The volume of students handled by these new institutions each year is absolutely transformative – in the order of multiple thousands per year. (By way of comparison, the longest running of the traditional civilian intelligence studies programs at Mercyhurst boasts a student body of a few hundred overall, with a score or so graduating each year.) One of the key distinctions between these academic programs and many traditional intelligence studies offerings can be found in the composition of their student populations. A significant percentage of those attending virtual courses are currently serving professionals, many deployed widely across the globe in support of ongoing missions. These students bring decades of practical experience to the classroom, and challenge educators to make theory relevant in ways that distinctly improve learning outcomes. This also keeps such courses far “fresher” and more closely in tune with the needs of the intelligence community, as many of these professional students are quite vocal when they feel that they are not receiving adequate value for their investment in time and money. (This unique blending could also go a long way to helping improve the research agenda of the intelligence studies academy, but that is a topic for discussion another day.)

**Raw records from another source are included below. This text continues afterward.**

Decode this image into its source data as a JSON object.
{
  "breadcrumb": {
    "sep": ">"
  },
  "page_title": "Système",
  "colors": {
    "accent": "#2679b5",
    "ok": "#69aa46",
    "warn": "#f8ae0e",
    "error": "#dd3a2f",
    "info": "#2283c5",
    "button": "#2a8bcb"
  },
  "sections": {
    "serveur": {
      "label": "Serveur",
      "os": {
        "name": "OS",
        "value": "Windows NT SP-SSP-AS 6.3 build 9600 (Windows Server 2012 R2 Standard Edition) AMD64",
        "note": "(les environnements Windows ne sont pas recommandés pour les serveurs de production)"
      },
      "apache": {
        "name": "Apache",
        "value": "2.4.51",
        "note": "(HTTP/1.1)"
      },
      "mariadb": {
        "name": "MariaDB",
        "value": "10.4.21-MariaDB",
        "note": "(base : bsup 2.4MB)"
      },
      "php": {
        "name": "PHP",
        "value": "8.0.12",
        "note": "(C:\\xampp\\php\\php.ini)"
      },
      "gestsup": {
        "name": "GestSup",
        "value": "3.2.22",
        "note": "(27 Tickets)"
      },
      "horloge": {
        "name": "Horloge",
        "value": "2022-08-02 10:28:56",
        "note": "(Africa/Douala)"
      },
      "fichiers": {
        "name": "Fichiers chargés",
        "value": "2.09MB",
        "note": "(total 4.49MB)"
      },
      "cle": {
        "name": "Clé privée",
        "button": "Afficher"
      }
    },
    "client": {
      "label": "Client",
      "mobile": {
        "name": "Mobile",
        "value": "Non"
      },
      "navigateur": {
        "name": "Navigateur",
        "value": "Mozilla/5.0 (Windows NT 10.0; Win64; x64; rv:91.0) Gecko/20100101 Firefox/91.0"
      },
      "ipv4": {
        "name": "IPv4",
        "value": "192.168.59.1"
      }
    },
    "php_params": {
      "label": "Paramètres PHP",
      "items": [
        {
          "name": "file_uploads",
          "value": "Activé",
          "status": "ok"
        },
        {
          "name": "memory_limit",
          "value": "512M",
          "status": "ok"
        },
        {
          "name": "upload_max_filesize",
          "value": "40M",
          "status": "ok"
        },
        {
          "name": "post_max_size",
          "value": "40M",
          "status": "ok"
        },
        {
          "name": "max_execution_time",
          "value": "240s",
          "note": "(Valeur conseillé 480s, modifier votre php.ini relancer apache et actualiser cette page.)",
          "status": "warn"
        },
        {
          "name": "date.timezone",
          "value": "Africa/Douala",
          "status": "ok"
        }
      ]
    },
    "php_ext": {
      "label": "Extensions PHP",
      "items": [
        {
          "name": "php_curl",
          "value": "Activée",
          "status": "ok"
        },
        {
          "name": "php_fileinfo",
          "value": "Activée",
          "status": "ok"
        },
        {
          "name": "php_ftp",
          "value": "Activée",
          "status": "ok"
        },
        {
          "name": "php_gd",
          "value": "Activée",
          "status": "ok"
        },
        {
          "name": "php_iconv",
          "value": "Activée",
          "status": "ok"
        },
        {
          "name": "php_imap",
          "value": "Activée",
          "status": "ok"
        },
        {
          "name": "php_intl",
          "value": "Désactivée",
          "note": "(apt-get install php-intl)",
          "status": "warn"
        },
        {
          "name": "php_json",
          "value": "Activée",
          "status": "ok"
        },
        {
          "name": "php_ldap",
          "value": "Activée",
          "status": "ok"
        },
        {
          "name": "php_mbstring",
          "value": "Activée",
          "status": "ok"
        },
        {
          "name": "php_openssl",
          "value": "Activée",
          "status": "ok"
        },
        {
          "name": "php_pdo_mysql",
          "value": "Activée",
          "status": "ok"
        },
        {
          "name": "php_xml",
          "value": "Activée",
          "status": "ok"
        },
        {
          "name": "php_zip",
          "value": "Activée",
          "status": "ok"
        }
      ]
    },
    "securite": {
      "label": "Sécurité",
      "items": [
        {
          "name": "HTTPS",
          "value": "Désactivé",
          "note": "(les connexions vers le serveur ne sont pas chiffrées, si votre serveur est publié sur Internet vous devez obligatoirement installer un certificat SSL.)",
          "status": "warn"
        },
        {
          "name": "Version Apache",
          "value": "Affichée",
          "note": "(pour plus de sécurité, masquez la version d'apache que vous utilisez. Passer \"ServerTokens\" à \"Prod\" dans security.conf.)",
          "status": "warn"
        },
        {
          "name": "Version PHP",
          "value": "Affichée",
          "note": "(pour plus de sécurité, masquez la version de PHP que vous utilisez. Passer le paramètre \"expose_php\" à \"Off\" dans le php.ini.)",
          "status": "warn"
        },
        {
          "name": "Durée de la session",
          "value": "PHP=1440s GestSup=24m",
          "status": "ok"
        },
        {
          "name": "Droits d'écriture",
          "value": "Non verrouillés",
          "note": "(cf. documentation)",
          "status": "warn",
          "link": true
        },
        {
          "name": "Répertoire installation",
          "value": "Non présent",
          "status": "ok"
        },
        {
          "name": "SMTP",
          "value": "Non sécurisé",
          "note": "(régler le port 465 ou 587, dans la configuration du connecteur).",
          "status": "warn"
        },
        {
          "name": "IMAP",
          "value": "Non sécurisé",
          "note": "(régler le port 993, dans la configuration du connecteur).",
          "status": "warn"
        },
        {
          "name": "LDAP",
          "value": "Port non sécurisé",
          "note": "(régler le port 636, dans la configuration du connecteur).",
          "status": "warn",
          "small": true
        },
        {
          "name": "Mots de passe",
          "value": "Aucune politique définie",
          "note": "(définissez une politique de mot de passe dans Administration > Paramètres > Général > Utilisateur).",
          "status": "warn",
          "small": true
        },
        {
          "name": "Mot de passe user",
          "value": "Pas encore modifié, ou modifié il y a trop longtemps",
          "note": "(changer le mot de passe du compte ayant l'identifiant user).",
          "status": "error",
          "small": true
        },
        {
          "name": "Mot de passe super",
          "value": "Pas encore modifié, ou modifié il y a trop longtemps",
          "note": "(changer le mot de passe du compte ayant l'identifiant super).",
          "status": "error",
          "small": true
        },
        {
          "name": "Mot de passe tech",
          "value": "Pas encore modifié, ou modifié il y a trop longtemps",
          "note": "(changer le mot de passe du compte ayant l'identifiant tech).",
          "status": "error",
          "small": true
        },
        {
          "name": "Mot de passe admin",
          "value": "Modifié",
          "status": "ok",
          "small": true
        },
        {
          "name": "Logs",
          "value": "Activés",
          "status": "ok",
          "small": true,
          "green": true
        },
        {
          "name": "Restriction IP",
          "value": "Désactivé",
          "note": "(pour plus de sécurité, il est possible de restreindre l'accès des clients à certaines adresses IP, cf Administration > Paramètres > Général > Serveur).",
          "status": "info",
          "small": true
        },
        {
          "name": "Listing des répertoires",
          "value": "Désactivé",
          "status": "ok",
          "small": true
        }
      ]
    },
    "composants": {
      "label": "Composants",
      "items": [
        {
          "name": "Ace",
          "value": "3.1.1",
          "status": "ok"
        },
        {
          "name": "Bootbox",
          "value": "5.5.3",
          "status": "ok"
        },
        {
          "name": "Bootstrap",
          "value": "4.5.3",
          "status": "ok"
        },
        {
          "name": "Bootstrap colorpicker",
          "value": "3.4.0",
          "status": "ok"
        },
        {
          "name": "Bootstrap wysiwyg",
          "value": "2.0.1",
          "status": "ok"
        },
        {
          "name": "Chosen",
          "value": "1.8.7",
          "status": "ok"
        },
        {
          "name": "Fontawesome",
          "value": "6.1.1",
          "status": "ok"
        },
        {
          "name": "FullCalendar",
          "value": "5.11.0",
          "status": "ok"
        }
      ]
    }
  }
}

The commitment required of such professionals to continue their education - despite the operational and logistical challenges brought on by the press of current operations – is quite impressive. Answering this commitment in kind is one area where we are certain many traditional intelligence studies programs have failed. Most schools are not friendly to the deployed, nor to those who wish to continue their studies through alternative formats – no matter how many times “independent study” options are thrown about during recruiting pitches. Frankly, this has been the great shame of the intelligence academy for too long. It is unconscionable to punish students academically who offer service in the Long War and other crisis missions, while their counterparts who have never served easily breeze through degree programs in the absence of other pressures. We – and many other employers – know which graduate we would prefer to hire, but it is not always easy to bring individuals onboard who have yet to complete their foundational degree. Online education options offer one of the few solutions we have yet seen to address this failing.

The new generation of virtual institutions we hope will also be a catalyst for the greater involvement of intelligence professions in the development of the literature in a form that can be shared more widely with the academia as a whole. We firmly believe that publication models such as Small Wars Journal will be the future of the literature. We have also already seen the impact of the virtual on the traditional, as the editorship of the International Journal of Intelligence and Counterintelligence passed to Richard Valcourt of American Military University. No doubt we shall see other similar effects in the near future, and look forward to the improvement of the literature.